Group, pivot and chart

Intimidated by the title? Don’t worry, this entire section is a “reference-tutorial” which will show you the how and why of these powerful capabilities, step-by-step. More importantly you’ll come to understand why and when you want to do this so you can take advantage of all ReadWrite Digital Analytics has to offer. As you work through, remember to save your work to a favorite so you can always pick up where you left off.

Reasons to use group, pivot and chart

Trend analysis and group level comparisons are great reasons to dive into group, pivot, and chart functions. There is no limit to the number of questions you can answer, but here are just a few samples:

  • What are our attendance rates by grade, race, and ethnic group?
  • How proficient are my 3rd graders in reading by race and ethnicity?
  • How has that proficiency changed over time?
  • What kind of growth do my ELL students experience on state assessments by school or by teacher?
  • How are grades and attendance rates correlated?
  • How do students perform relative to one another on state summative, interim or formative assessments by race, ethnicity, economic status, English learner status, or learning disability?

Do more with your data

In the working with data views section, you learned how to customize the standard types of data views supplied with Analytics into even more impactful insights about your students and schools.
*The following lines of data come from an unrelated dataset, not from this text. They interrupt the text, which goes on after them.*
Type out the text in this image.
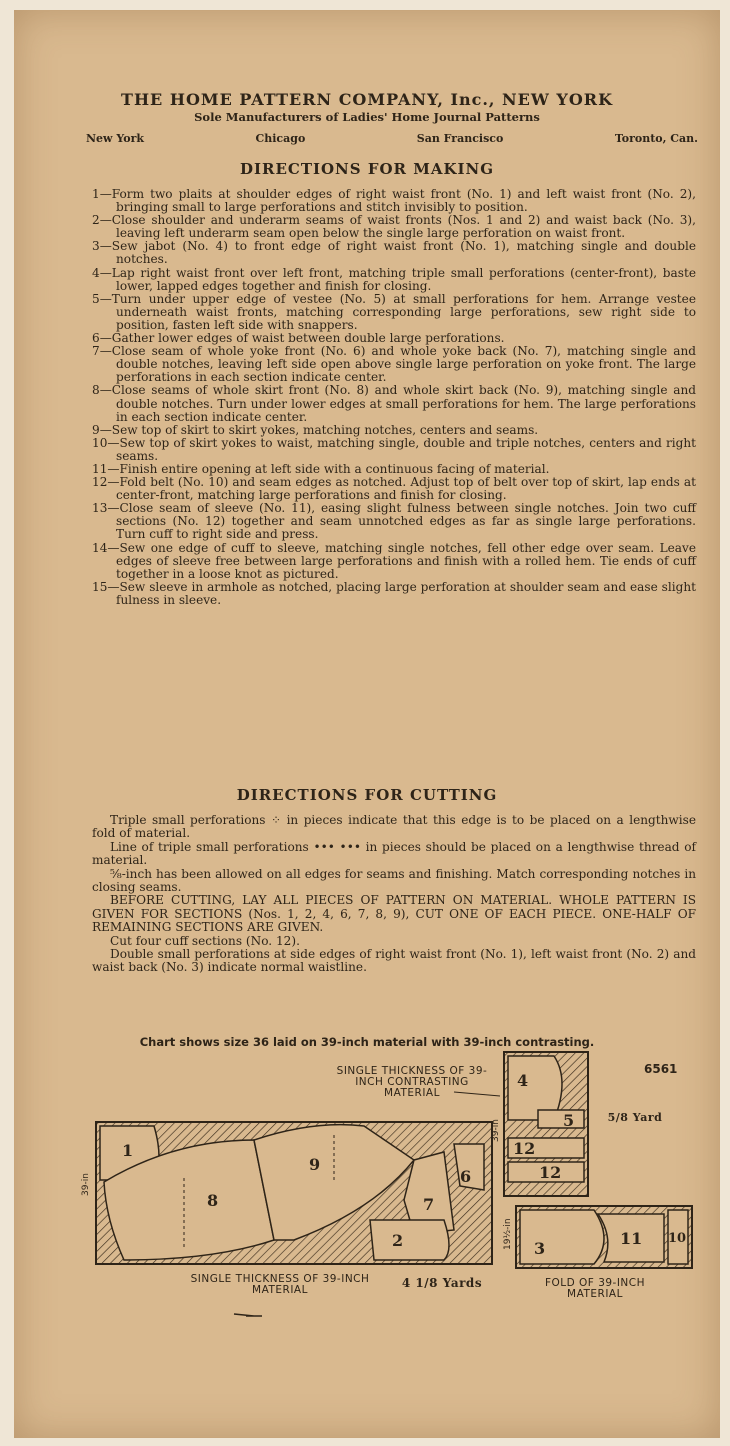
THE HOME PATTERN COMPANY, Inc., NEW YORK
Sole Manufacturers of Ladies' Home Journal Patterns
New York	Chicago	San Francisco	Toronto, Can.
DIRECTIONS FOR MAKING

1—Form two plaits at shoulder edges of right waist front (No. 1) and left waist front (No. 2), bringing small to large perforations and stitch invisibly to position.

2—Close shoulder and underarm seams of waist fronts (Nos. 1 and 2) and waist back (No. 3), leaving left underarm seam open below the single large perforation on waist front.

3—Sew jabot (No. 4) to front edge of right waist front (No. 1), matching single and double notches.

4—Lap right waist front over left front, matching triple small perforations (center-front), baste lower, lapped edges together and finish for closing.

5—Turn under upper edge of vestee (No. 5) at small perforations for hem. Arrange vestee underneath waist fronts, matching corresponding large perforations, sew right side to position, fasten left side with snappers.

6—Gather lower edges of waist between double large perforations.

7—Close seam of whole yoke front (No. 6) and whole yoke back (No. 7), matching single and double notches, leaving left side open above single large perforation on yoke front. The large perforations in each section indicate center.

8—Close seams of whole skirt front (No. 8) and whole skirt back (No. 9), matching single and double notches. Turn under lower edges at small perforations for hem. The large perforations in each section indicate center.

9—Sew top of skirt to skirt yokes, matching notches, centers and seams.

10—Sew top of skirt yokes to waist, matching single, double and triple notches, centers and right seams.

11—Finish entire opening at left side with a continuous facing of material.

12—Fold belt (No. 10) and seam edges as notched. Adjust top of belt over top of skirt, lap ends at center-front, matching large perforations and finish for closing.

13—Close seam of sleeve (No. 11), easing slight fulness between single notches. Join two cuff sections (No. 12) together and seam unnotched edges as far as single large perforations. Turn cuff to right side and press.

14—Sew one edge of cuff to sleeve, matching single notches, fell other edge over seam. Leave edges of sleeve free between large perforations and finish with a rolled hem. Tie ends of cuff together in a loose knot as pictured.

15—Sew sleeve in armhole as notched, placing large perforation at shoulder seam and ease slight fulness in sleeve.

DIRECTIONS FOR CUTTING

Triple small perforations ⁘ in pieces indicate that this edge is to be placed on a lengthwise fold of material.

Line of triple small perforations ••• ••• in pieces should be placed on a lengthwise thread of material.

⅝-inch has been allowed on all edges for seams and finishing. Match corresponding notches in closing seams.

BEFORE CUTTING, LAY ALL PIECES OF PATTERN ON MATERIAL. WHOLE PATTERN IS GIVEN FOR SECTIONS (Nos. 1, 2, 4, 6, 7, 8, 9), CUT ONE OF EACH PIECE. ONE-HALF OF REMAINING SECTIONS ARE GIVEN.

Cut four cuff sections (No. 12).

Double small perforations at side edges of right waist front (No. 1), left waist front (No. 2) and waist back (No. 3) indicate normal waistline.

Chart shows size 36 laid on 39-inch material with 39-inch contrasting.
6561
SINGLE THICKNESS OF 39-INCH CONTRASTING MATERIAL
5/8 Yard
SINGLE THICKNESS OF 39-INCH MATERIAL	4 1/8 Yards	FOLD OF 39-INCH MATERIAL
1
8
9
7
6
2
39-in
4
5
12
12
39-in
3
11 10
19½-in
Here you will learn how to create data from data by creating summations with groups, breakdowns with pivots, and illustrations through charts.

If you are already a spreadsheet pro and know how to do this sort of stuff with Microsoft Excel or Google Sheets, then you will find the functions in Analytics to be familiar. Just click the chart button in any data view (or student profile), and you’re off…

Chart button

If you are like most of us, and this topic is a big unknown, read on…

Where do I start?

Have you ever attempted charting and pivoting with a spreadsheet and found more questions than answers? That’s because figuring out how to start is often its own hurdle. The dirty little secret of all data analysis work is a thing called data prep.
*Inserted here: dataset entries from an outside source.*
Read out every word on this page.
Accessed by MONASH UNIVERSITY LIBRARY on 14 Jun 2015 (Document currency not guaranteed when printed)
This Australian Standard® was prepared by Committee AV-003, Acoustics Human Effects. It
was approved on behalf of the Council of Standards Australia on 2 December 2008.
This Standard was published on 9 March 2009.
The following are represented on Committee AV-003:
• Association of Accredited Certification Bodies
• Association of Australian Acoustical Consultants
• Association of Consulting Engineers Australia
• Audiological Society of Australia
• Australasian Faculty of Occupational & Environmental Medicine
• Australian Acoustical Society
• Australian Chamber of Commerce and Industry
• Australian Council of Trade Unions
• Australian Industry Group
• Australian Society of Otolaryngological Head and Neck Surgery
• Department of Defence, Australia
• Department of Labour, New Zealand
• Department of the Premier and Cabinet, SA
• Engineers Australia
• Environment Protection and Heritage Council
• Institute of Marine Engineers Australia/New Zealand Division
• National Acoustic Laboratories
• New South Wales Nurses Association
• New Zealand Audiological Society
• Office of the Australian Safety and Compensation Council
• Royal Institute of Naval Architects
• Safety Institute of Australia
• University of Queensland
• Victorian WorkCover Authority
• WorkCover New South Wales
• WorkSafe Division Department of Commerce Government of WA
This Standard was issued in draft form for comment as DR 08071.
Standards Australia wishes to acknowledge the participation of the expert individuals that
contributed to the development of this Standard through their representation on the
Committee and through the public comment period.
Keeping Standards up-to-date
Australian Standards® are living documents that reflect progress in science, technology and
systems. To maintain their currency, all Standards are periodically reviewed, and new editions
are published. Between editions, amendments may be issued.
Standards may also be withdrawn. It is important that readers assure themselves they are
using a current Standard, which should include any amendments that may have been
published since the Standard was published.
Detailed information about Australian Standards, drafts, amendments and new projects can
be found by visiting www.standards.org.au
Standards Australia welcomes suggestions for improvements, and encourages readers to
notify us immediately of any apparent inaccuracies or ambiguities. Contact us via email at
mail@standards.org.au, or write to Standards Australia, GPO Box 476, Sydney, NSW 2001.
Because the data prep has been taken care of, you will find getting started with groups, pivots, and charts in Analytics is actually quite easy, especially if you’ve ever tried to do it in a spreadsheet program. Why? Because that data prep is not just about sourcing the data, it’s about getting data in a way that you can manipulate it, understanding what it means, and finally knowing how to format that data to be suitable for the stuff you want to do. The good news is Analytics takes care of the “getting” and “formatting” parts. Being an educator, we’re betting you understand the data. Now look, you’re already halfway there. So what are you waiting for? Click that chart button.

Sample student roster after clicking the chart button

Remember the chart button? You will see it now looks like this which means you are in “group & chart mode” and if you click it again, you will exit that mode and the side panel (with the Pivot Mode toggle at the top) will disappear.

A note about data structure

Remember the data formatting discussion above? When we talk about formatting data for purposes of aggregation and charting, one important aspect of that is data structure which is to say how the data is laid out in rows and columns. When it comes to manipulating data, structure matters. Your organization may have alternative data structures available for certain data views. These structures will lend themselves to different ways of working with the data. For the purposes of this guide, we will work with the default data structure which is the way it is typically presented in standard data views users find easy to understand. The concepts discussed in this section are applicable to your data views in general, regardless of their data structure.